Клубок, прокатившись вперёд ещё пару метров, тоже остановился – но сразу же рванул к ней. Он ткнулся в ноги, сердито кольнул шерстинками – и принялся быстро-быстро нарезать круги, то и дело подталкивая её в пятки. Его движения были нетерпеливыми, почти раздражёнными, будто он не понимал, почему она медлит.
«Что ж, в посмертии – только вперёд, – подумала Лиля, сжимая руку на ремне холщовой торбочки. – Пожалуй, пора это сделать девизом».
Она вошла в лесную чащу.
Клубок повёл её по неширокой, двоим не разминуться, тропинке. Земля под ногами была плотной, протоптанной тысячами невидимых шагов. Очевидно, хоженая тропа, изведанная… Вот только кем?
Очередной безответный вопрос повис в воздухе, и Лиля предпочла от него отмахнуться. Дорога есть? Есть. Значит, идём. Куда-то да приведёт.
В потустороннем лесу не было активной многообразной жизни. Ни птицы, ни зверя не водилось в нём и водиться не могло – у животных были свои, отличные от людских, посмертные дороги.
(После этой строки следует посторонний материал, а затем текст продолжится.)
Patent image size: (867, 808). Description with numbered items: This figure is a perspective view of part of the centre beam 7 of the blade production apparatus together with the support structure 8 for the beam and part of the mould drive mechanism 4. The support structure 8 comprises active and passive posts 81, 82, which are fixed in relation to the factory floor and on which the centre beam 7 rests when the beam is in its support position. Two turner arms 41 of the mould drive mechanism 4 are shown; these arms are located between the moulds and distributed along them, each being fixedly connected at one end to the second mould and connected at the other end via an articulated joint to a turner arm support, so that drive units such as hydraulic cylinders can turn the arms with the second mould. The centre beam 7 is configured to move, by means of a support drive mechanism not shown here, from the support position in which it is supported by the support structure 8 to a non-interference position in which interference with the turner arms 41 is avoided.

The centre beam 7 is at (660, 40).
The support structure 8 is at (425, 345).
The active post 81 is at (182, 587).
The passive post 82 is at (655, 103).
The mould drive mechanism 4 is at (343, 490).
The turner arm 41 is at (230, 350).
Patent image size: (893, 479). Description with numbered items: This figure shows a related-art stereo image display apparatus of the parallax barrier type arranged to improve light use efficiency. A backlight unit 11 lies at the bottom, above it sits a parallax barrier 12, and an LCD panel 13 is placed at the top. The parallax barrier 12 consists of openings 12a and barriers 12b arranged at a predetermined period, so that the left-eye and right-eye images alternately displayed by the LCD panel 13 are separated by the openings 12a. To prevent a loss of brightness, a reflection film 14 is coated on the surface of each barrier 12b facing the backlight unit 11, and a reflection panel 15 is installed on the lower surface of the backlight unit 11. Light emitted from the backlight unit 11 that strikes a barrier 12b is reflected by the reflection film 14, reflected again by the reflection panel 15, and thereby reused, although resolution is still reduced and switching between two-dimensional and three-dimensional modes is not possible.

Но всё же лес жил хотя бы отчасти.
Деревья здесь, в отличие от тех, что у реки, росли ровные, крепкие и уходили буроватыми кронами на несколько метров ввысь. Их ветви переплетались в причудливые узоры, создавая над головой живой свод. Лиля, несколько месяцев видевшая только серое марево тумана, упивалась вернувшимися красками.
Да, цвет хвои был приглушённым, неярким, но это всё же был зелёный, настоящий цвет.
А ещё лес полнился теми самыми запахами, которые она уловила ещё в начале бора: тонким ароматом прелой листвы, волглостью поздних грибов, горчинкой опавшей хвои.
Это было так по-настоящему, что на её глаза навернулись слёзы. Деревья раздвоились и поплыли, а Лиля плакала и улыбалась. Пожалуй, на мгновение она испытала что-то, похожее на счастье.
Но лес не был безопасным.
Туман здесь, видимо, терял свою силу, потому что до самых сумерек Лиля его не видела. Но едва небо потускнело, и сгустились тени, между деревьев зазмеились белёсые нити: туман споро прорастал из земли, как ядовитая плесень.
За спиной Лили, совсем близко, сухо щёлкнула надломанная ветка, и послышался уже знакомый смешок. «Кхи-и-кхи-и-и…».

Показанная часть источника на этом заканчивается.